For I am not ashamed of the gospel of Christ, for it is the power of God to salvation for everyone who believes, for the Jew first and also for the Greek.

In reference to this scripture, the previously cited Leader Guide states on page 17,

The gospel is the power of God for salvation to everyone who believes.  Notice the inclusiveness and exclusiveness of this statement.  The word everyone opens the way to salvation to all people regardless of their backgrounds.  The phrase everyone who believes limits salvation to persons who place their faith in Jesus Christ.

The gospel reveals the righteousness of God.  God’s justice required judgment of sin.  His mercy could not provide forgiveness without His justice being upheld.  The gospel declares how Jesus Christ took our sin on Himself and paid sin’s penalty in our place.

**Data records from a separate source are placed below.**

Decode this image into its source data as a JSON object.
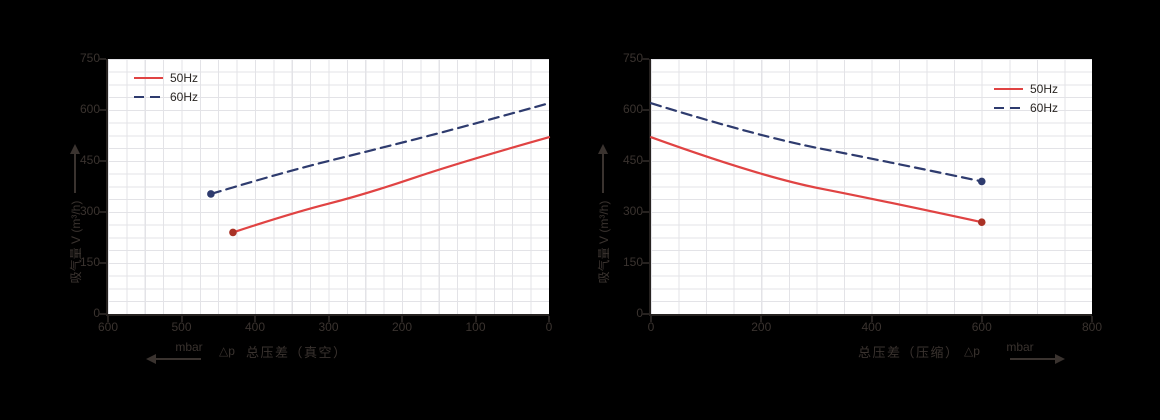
{
  "colors": {
    "series_50hz": "#e04343",
    "series_50hz_marker": "#a93226",
    "series_60hz": "#2e3b6e",
    "series_60hz_marker": "#2e3b6e",
    "axis": "#262220",
    "grid": "#e3e3e7",
    "text": "#3a332f",
    "background": "#000000",
    "plot_background": "#ffffff"
  },
  "chart_data": [
    {
      "type": "line",
      "id": "vacuum",
      "y_axis_title": "吸气量 V (m³/h)",
      "x_axis_label": "总压差（真空）",
      "x_axis_prefix": "△p",
      "x_unit": "mbar",
      "x_unit_arrow": "left",
      "x_ticks": [
        600,
        500,
        400,
        300,
        200,
        100,
        0
      ],
      "y_ticks": [
        750,
        600,
        450,
        300,
        150,
        0
      ],
      "x_range": [
        0,
        600
      ],
      "x_reversed": true,
      "y_range": [
        0,
        750
      ],
      "grid": "on",
      "legend_position": "top-left",
      "series": [
        {
          "name": "50Hz",
          "style": "solid",
          "marker_at": "first",
          "points": [
            [
              430,
              240
            ],
            [
              350,
              297
            ],
            [
              250,
              352
            ],
            [
              120,
              447
            ],
            [
              0,
              520
            ]
          ]
        },
        {
          "name": "60Hz",
          "style": "dashed",
          "marker_at": "first",
          "points": [
            [
              460,
              353
            ],
            [
              360,
              418
            ],
            [
              240,
              482
            ],
            [
              120,
              548
            ],
            [
              0,
              620
            ]
          ]
        }
      ]
    },
    {
      "type": "line",
      "id": "compression",
      "y_axis_title": "吸气量 V (m³/h)",
      "x_axis_label": "总压差（压缩）",
      "x_axis_suffix": "△p",
      "x_unit": "mbar",
      "x_unit_arrow": "right",
      "x_ticks": [
        0,
        200,
        400,
        600,
        800
      ],
      "y_ticks": [
        750,
        600,
        450,
        300,
        150,
        0
      ],
      "x_range": [
        0,
        800
      ],
      "x_reversed": false,
      "y_range": [
        0,
        750
      ],
      "grid": "on",
      "legend_position": "top-right",
      "series": [
        {
          "name": "50Hz",
          "style": "solid",
          "marker_at": "last",
          "points": [
            [
              0,
              520
            ],
            [
              200,
              403
            ],
            [
              415,
              335
            ],
            [
              600,
              270
            ]
          ]
        },
        {
          "name": "60Hz",
          "style": "dashed",
          "marker_at": "last",
          "points": [
            [
              0,
              620
            ],
            [
              200,
              520
            ],
            [
              415,
              453
            ],
            [
              600,
              390
            ]
          ]
        }
      ]
    }
  ]
}
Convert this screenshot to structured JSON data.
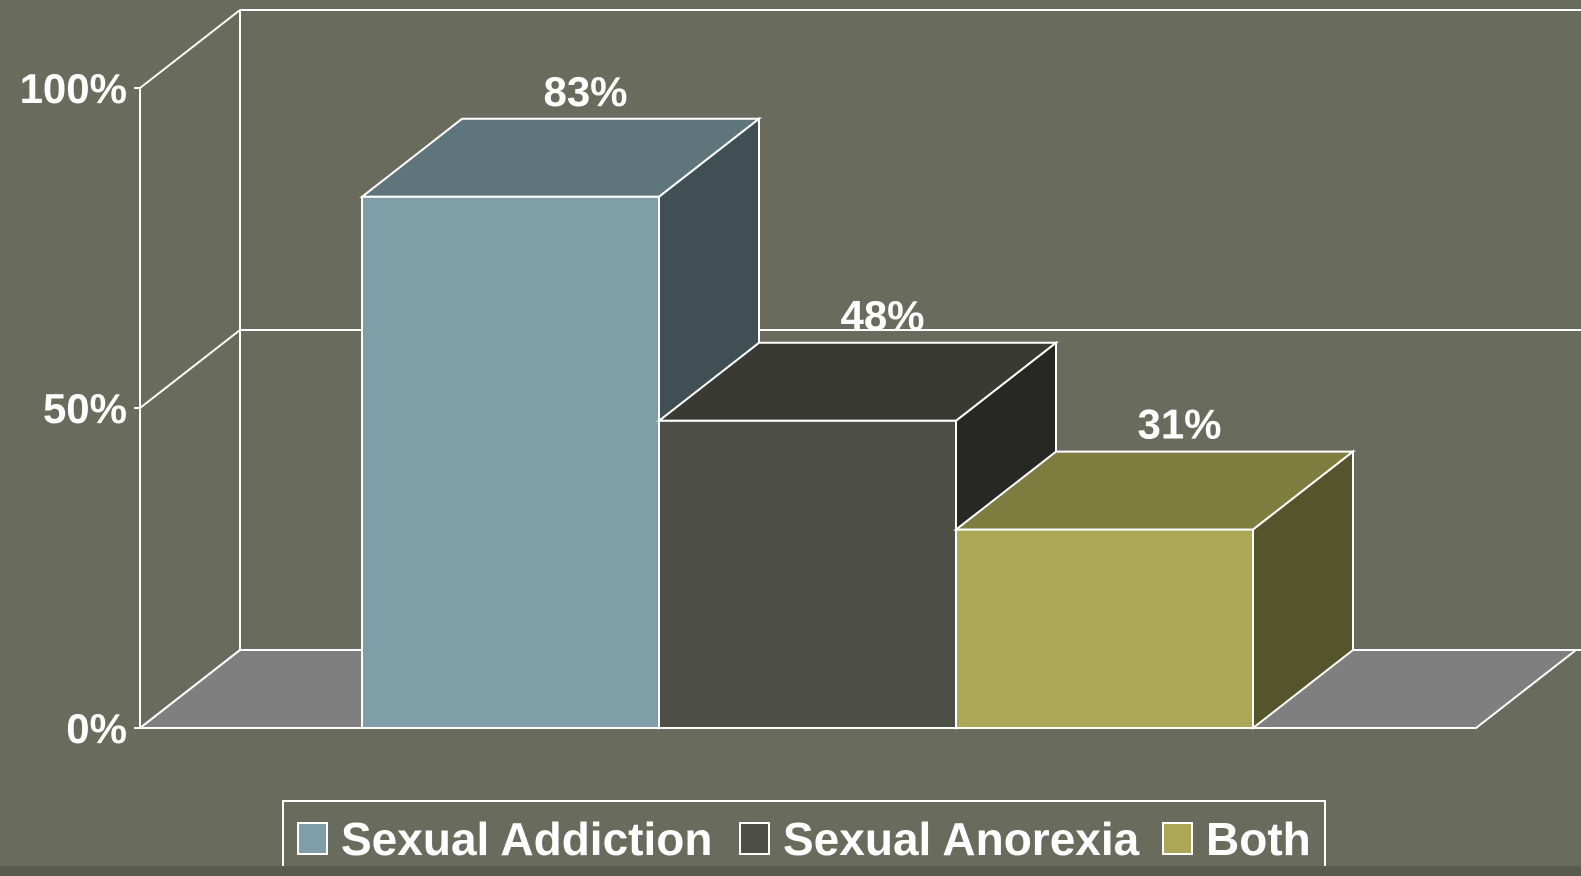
{
  "chart_data": {
    "type": "bar",
    "three_d": true,
    "categories": [
      "Sexual Addiction",
      "Sexual Anorexia",
      "Both"
    ],
    "values": [
      83,
      48,
      31
    ],
    "data_labels": [
      "83%",
      "48%",
      "31%"
    ],
    "ylim": [
      0,
      100
    ],
    "y_ticks": [
      {
        "value": 0,
        "label": "0%"
      },
      {
        "value": 50,
        "label": "50%"
      },
      {
        "value": 100,
        "label": "100%"
      }
    ],
    "grid": true,
    "legend_position": "bottom",
    "legend": [
      {
        "label": "Sexual Addiction",
        "color": "#809ea7"
      },
      {
        "label": "Sexual Anorexia",
        "color": "#4d4e45"
      },
      {
        "label": "Both",
        "color": "#aba757"
      }
    ],
    "colors": {
      "background": "#696b5c",
      "floor": "#7f7f7f",
      "axis_lines": "#ffffff"
    }
  }
}
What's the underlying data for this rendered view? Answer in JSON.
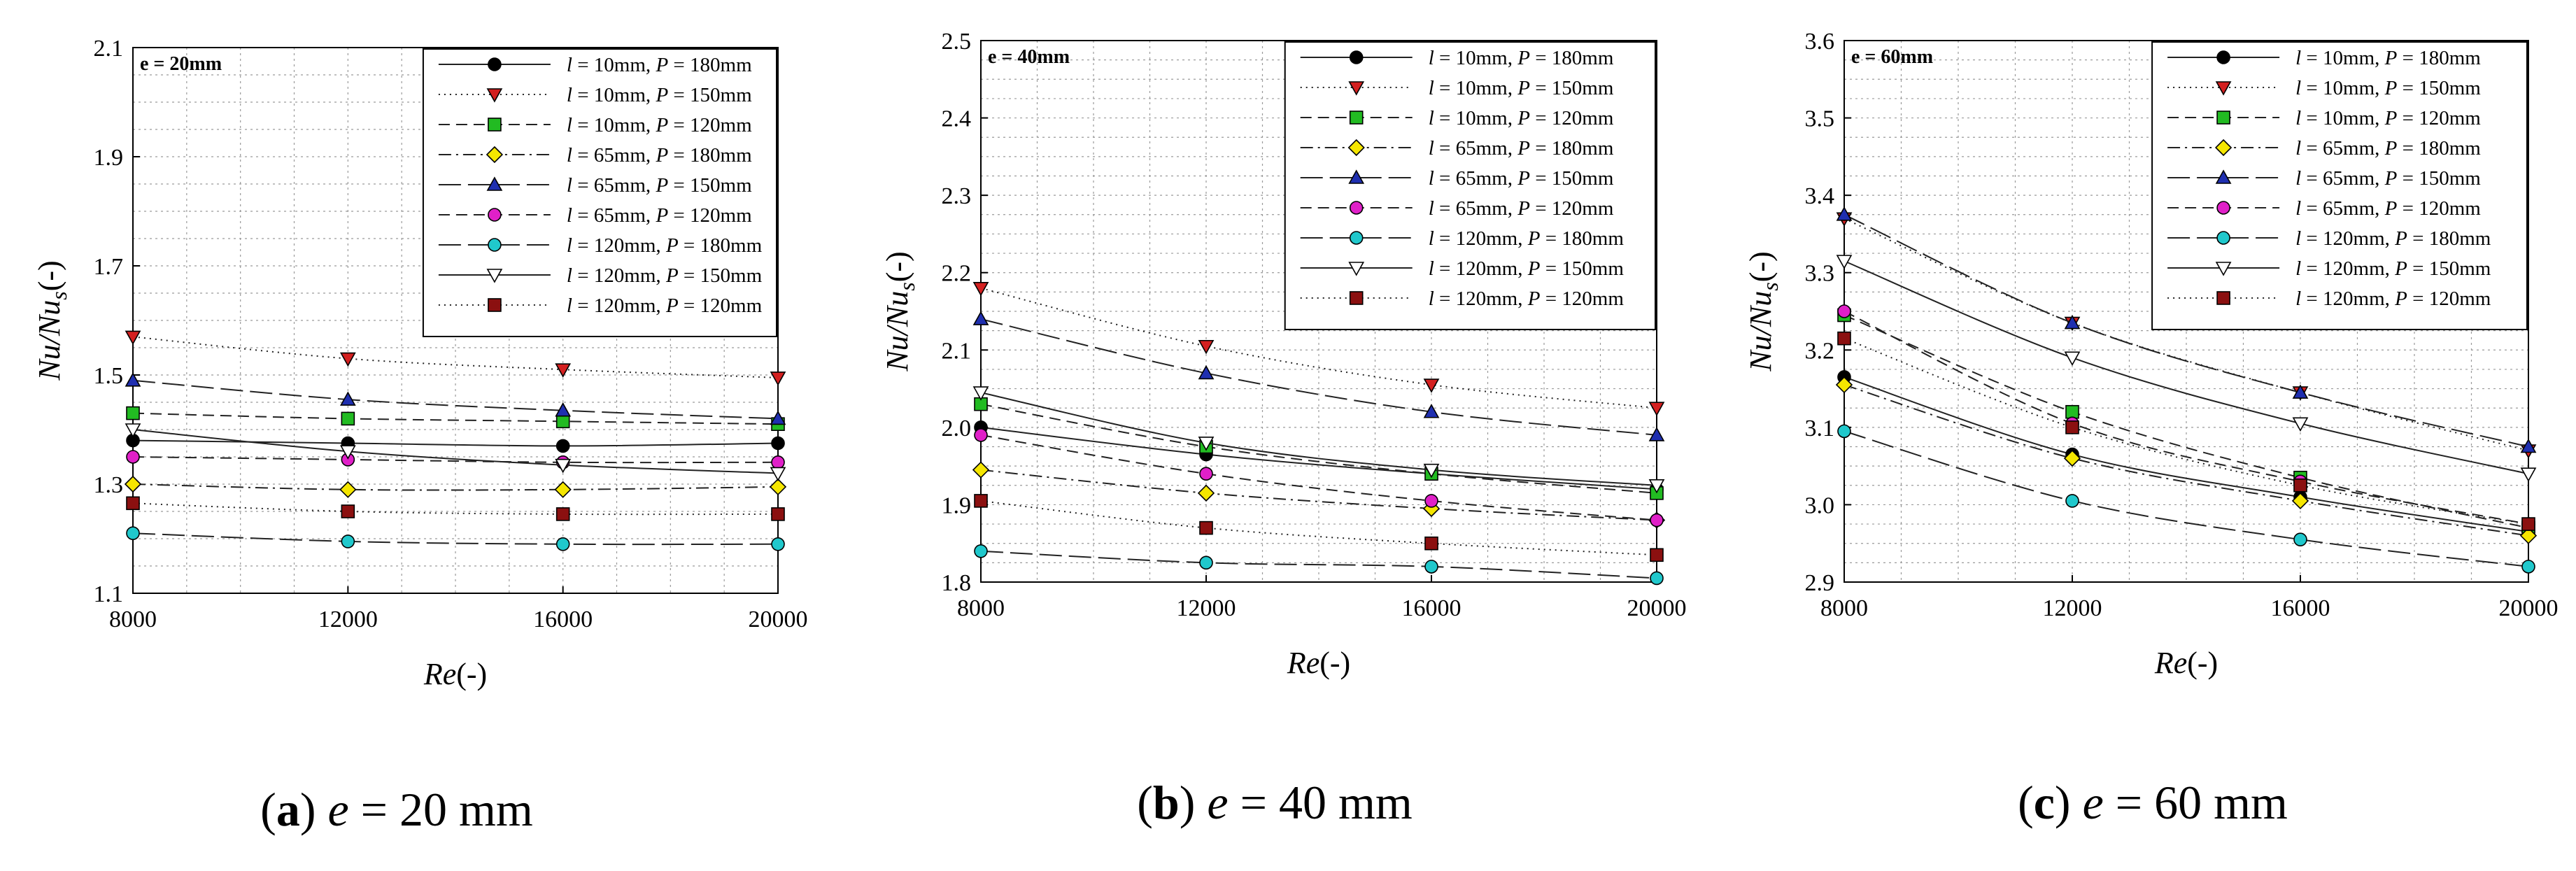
{
  "figure": {
    "panels": [
      {
        "caption_letter": "a",
        "caption_var": "e",
        "caption_rest": " = 20 mm"
      },
      {
        "caption_letter": "b",
        "caption_var": "e",
        "caption_rest": " = 40 mm"
      },
      {
        "caption_letter": "c",
        "caption_var": "e",
        "caption_rest": " = 60 mm"
      }
    ]
  },
  "colors": {
    "black": "#000000",
    "red": "#d42020",
    "green": "#22bb22",
    "yellow": "#f5e600",
    "blue": "#1f2fb0",
    "magenta": "#e020c8",
    "cyan": "#20c8cc",
    "white": "#ffffff",
    "maroon": "#8b1010"
  },
  "chart_data": [
    {
      "type": "line",
      "annotation": "e = 20mm",
      "xlabel": "Re(-)",
      "ylabel": "Nu/Nus(-)",
      "xlim": [
        8000,
        20000
      ],
      "ylim": [
        1.1,
        2.1
      ],
      "xticks": [
        "8000",
        "12000",
        "16000",
        "20000"
      ],
      "yticks": [
        "1.1",
        "1.3",
        "1.5",
        "1.7",
        "1.9",
        "2.1"
      ],
      "grid": true,
      "legend_position": "top-right",
      "x": [
        8000,
        12000,
        16000,
        20000
      ],
      "series": [
        {
          "l": "l = 10mm, ",
          "p": "P = 180mm",
          "marker": "circle",
          "color": "black",
          "dash": "solid",
          "values": [
            1.38,
            1.375,
            1.37,
            1.375
          ]
        },
        {
          "l": "l = 10mm, ",
          "p": "P = 150mm",
          "marker": "triangle-down",
          "color": "red",
          "dash": "dotted",
          "values": [
            1.57,
            1.53,
            1.51,
            1.495
          ]
        },
        {
          "l": "l = 10mm, ",
          "p": "P = 120mm",
          "marker": "square",
          "color": "green",
          "dash": "dashed",
          "values": [
            1.43,
            1.42,
            1.415,
            1.41
          ]
        },
        {
          "l": "l = 65mm, ",
          "p": "P = 180mm",
          "marker": "diamond",
          "color": "yellow",
          "dash": "dashdot",
          "values": [
            1.3,
            1.29,
            1.29,
            1.295
          ]
        },
        {
          "l": "l = 65mm, ",
          "p": "P = 150mm",
          "marker": "triangle-up",
          "color": "blue",
          "dash": "longdash",
          "values": [
            1.49,
            1.455,
            1.435,
            1.42
          ]
        },
        {
          "l": "l = 65mm, ",
          "p": "P = 120mm",
          "marker": "circle",
          "color": "magenta",
          "dash": "dashed",
          "values": [
            1.35,
            1.345,
            1.34,
            1.34
          ]
        },
        {
          "l": "l = 120mm, ",
          "p": "P = 180mm",
          "marker": "circle",
          "color": "cyan",
          "dash": "longdash",
          "values": [
            1.21,
            1.195,
            1.19,
            1.19
          ]
        },
        {
          "l": "l = 120mm, ",
          "p": "P = 150mm",
          "marker": "triangle-down",
          "color": "white",
          "dash": "solid",
          "values": [
            1.4,
            1.36,
            1.335,
            1.32
          ]
        },
        {
          "l": "l = 120mm, ",
          "p": "P = 120mm",
          "marker": "square",
          "color": "maroon",
          "dash": "dotted",
          "values": [
            1.265,
            1.25,
            1.245,
            1.245
          ]
        }
      ]
    },
    {
      "type": "line",
      "annotation": "e = 40mm",
      "xlabel": "Re(-)",
      "ylabel": "Nu/Nus(-)",
      "xlim": [
        8000,
        20000
      ],
      "ylim": [
        1.8,
        2.5
      ],
      "xticks": [
        "8000",
        "12000",
        "16000",
        "20000"
      ],
      "yticks": [
        "1.8",
        "1.9",
        "2.0",
        "2.1",
        "2.2",
        "2.3",
        "2.4",
        "2.5"
      ],
      "grid": true,
      "legend_position": "top-right",
      "x": [
        8000,
        12000,
        16000,
        20000
      ],
      "series": [
        {
          "l": "l = 10mm, ",
          "p": "P = 180mm",
          "marker": "circle",
          "color": "black",
          "dash": "solid",
          "values": [
            2.0,
            1.965,
            1.94,
            1.92
          ]
        },
        {
          "l": "l = 10mm, ",
          "p": "P = 150mm",
          "marker": "triangle-down",
          "color": "red",
          "dash": "dotted",
          "values": [
            2.18,
            2.105,
            2.055,
            2.025
          ]
        },
        {
          "l": "l = 10mm, ",
          "p": "P = 120mm",
          "marker": "square",
          "color": "green",
          "dash": "dashed",
          "values": [
            2.03,
            1.975,
            1.94,
            1.915
          ]
        },
        {
          "l": "l = 65mm, ",
          "p": "P = 180mm",
          "marker": "diamond",
          "color": "yellow",
          "dash": "dashdot",
          "values": [
            1.945,
            1.915,
            1.895,
            1.88
          ]
        },
        {
          "l": "l = 65mm, ",
          "p": "P = 150mm",
          "marker": "triangle-up",
          "color": "blue",
          "dash": "longdash",
          "values": [
            2.14,
            2.07,
            2.02,
            1.99
          ]
        },
        {
          "l": "l = 65mm, ",
          "p": "P = 120mm",
          "marker": "circle",
          "color": "magenta",
          "dash": "dashed",
          "values": [
            1.99,
            1.94,
            1.905,
            1.88
          ]
        },
        {
          "l": "l = 120mm, ",
          "p": "P = 180mm",
          "marker": "circle",
          "color": "cyan",
          "dash": "longdash",
          "values": [
            1.84,
            1.825,
            1.82,
            1.805
          ]
        },
        {
          "l": "l = 120mm, ",
          "p": "P = 150mm",
          "marker": "triangle-down",
          "color": "white",
          "dash": "solid",
          "values": [
            2.045,
            1.98,
            1.945,
            1.925
          ]
        },
        {
          "l": "l = 120mm, ",
          "p": "P = 120mm",
          "marker": "square",
          "color": "maroon",
          "dash": "dotted",
          "values": [
            1.905,
            1.87,
            1.85,
            1.835
          ]
        }
      ]
    },
    {
      "type": "line",
      "annotation": "e = 60mm",
      "xlabel": "Re(-)",
      "ylabel": "Nu/Nus(-)",
      "xlim": [
        8000,
        20000
      ],
      "ylim": [
        2.9,
        3.6
      ],
      "xticks": [
        "8000",
        "12000",
        "16000",
        "20000"
      ],
      "yticks": [
        "2.9",
        "3.0",
        "3.1",
        "3.2",
        "3.3",
        "3.4",
        "3.5",
        "3.6"
      ],
      "grid": true,
      "legend_position": "top-right",
      "x": [
        8000,
        12000,
        16000,
        20000
      ],
      "series": [
        {
          "l": "l = 10mm, ",
          "p": "P = 180mm",
          "marker": "circle",
          "color": "black",
          "dash": "solid",
          "values": [
            3.165,
            3.065,
            3.01,
            2.965
          ]
        },
        {
          "l": "l = 10mm, ",
          "p": "P = 150mm",
          "marker": "triangle-down",
          "color": "red",
          "dash": "dotted",
          "values": [
            3.37,
            3.235,
            3.145,
            3.07
          ]
        },
        {
          "l": "l = 10mm, ",
          "p": "P = 120mm",
          "marker": "square",
          "color": "green",
          "dash": "dashed",
          "values": [
            3.245,
            3.12,
            3.035,
            2.97
          ]
        },
        {
          "l": "l = 65mm, ",
          "p": "P = 180mm",
          "marker": "diamond",
          "color": "yellow",
          "dash": "dashdot",
          "values": [
            3.155,
            3.06,
            3.005,
            2.96
          ]
        },
        {
          "l": "l = 65mm, ",
          "p": "P = 150mm",
          "marker": "triangle-up",
          "color": "blue",
          "dash": "longdash",
          "values": [
            3.375,
            3.235,
            3.145,
            3.075
          ]
        },
        {
          "l": "l = 65mm, ",
          "p": "P = 120mm",
          "marker": "circle",
          "color": "magenta",
          "dash": "dashed",
          "values": [
            3.25,
            3.105,
            3.03,
            2.975
          ]
        },
        {
          "l": "l = 120mm, ",
          "p": "P = 180mm",
          "marker": "circle",
          "color": "cyan",
          "dash": "longdash",
          "values": [
            3.095,
            3.005,
            2.955,
            2.92
          ]
        },
        {
          "l": "l = 120mm, ",
          "p": "P = 150mm",
          "marker": "triangle-down",
          "color": "white",
          "dash": "solid",
          "values": [
            3.315,
            3.19,
            3.105,
            3.04
          ]
        },
        {
          "l": "l = 120mm, ",
          "p": "P = 120mm",
          "marker": "square",
          "color": "maroon",
          "dash": "dotted",
          "values": [
            3.215,
            3.1,
            3.025,
            2.975
          ]
        }
      ]
    }
  ]
}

With regard to the significance of the gospel, the Leader Guide that we mentioned says on page 19, “The gospel does more than just provide salvation from sin; it transforms every area of life.”  And, the Bible indicates that every aspect of that transformation is intended for the betterment of the those who have truly trusted in Jesus Christ as their Savior.

Those who trust in Jesus Christ can look forward not only to enjoying eternal salvation after their mortal life has ended, but also they can expect to experience a more abundant (i.e., favorable) life while they are still living in the current world.  However, this does not imply that a person who trusts in Jesus Christ will enjoy a trouble-free life.  Instead, it implies that such a person will have a more meaningful life than they otherwise would experience.